Strategy

The CEO Poll: Expect flight hassles to get worse

Executives predict that security measures will make air travel less convenient.

Business leaders give the federal mini-budget high marks.

Between the Christmas Day bombing attempt, the carry-on luggage ban and the announcement of the introduction of full-body scanners, air travel has become increasingly stressful. According to Canadian CEOs, the situation is only going to get worse.

A recent Compas Inc. poll of Canadian executives found that 81% of respondents say cross-border travel between Canada and the U.S. will be less convenient in 2010, compared with 2009. However, executives don’t see domestic flights being as problematic, with only 51% saying flights within Canada will be less convenient this year.

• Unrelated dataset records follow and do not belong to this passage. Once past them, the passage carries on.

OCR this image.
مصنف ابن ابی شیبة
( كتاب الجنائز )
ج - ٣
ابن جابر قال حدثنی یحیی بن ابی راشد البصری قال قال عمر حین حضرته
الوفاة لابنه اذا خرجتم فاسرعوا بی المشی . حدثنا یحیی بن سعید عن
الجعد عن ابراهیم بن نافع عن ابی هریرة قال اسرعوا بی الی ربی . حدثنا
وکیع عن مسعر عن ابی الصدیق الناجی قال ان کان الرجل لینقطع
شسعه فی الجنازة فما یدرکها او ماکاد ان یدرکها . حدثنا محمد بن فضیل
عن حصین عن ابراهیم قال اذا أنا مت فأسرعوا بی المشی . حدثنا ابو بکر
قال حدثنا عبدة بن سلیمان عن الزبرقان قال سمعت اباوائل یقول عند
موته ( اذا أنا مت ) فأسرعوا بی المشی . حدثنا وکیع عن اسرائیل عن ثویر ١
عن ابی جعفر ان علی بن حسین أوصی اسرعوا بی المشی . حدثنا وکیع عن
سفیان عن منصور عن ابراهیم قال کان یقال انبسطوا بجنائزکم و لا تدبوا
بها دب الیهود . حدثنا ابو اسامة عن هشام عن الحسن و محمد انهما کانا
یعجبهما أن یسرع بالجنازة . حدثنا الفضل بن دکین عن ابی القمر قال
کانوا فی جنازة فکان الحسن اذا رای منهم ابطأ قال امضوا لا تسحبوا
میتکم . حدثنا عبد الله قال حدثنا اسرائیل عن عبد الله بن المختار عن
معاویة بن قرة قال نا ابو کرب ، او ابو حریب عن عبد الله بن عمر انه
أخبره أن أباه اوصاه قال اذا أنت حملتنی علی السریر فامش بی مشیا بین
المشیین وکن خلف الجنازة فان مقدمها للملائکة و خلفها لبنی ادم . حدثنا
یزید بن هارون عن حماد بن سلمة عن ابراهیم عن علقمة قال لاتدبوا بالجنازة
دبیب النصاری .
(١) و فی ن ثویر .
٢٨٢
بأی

Despite these findings, executives said increased airport security won’t be the biggest deterrent to flying in 2010. The expense of air travel ranked as a more significant concern, getting a mean score of 4.9 on a seven-point scale. The inconvenience caused by security procedures came in a close second, earning a mean score of 4.7, with one executive saying he would ‘make more efforts to avoid the U.S.’ Many also cited teleconferencing as a viable alternative to flying, giving it a mean score of 4.6. Still, these three factors may not reduce travel much overall, with 65% of the respondents predicting that people in their organization, and other organizations they are familiar with, would fly about the same amount as last year.

When asked about specific security measures, executives showed strong support for the use of profiling to single out travellers who have recently visited countries with known terrorist activity. ‘Not all passengers pose the same security risk,’ said one executive. ‘Targeting everyone is largely a misguided, politically correct effort that increases the risk because it uses up resources. ‘

The respondents were also in favour of the expansion of programs like Nexus, which allows faster processing of pre-screened travellers to the U.S. and Canada by using photo-ID with Radio Frequency Identification (RFID) technology and iris scanning. ‘Nexus allows frequent flyers a faster, more efficient alternative,’ says one CEO. ‘It needs to be adopted for domestic travel as well.’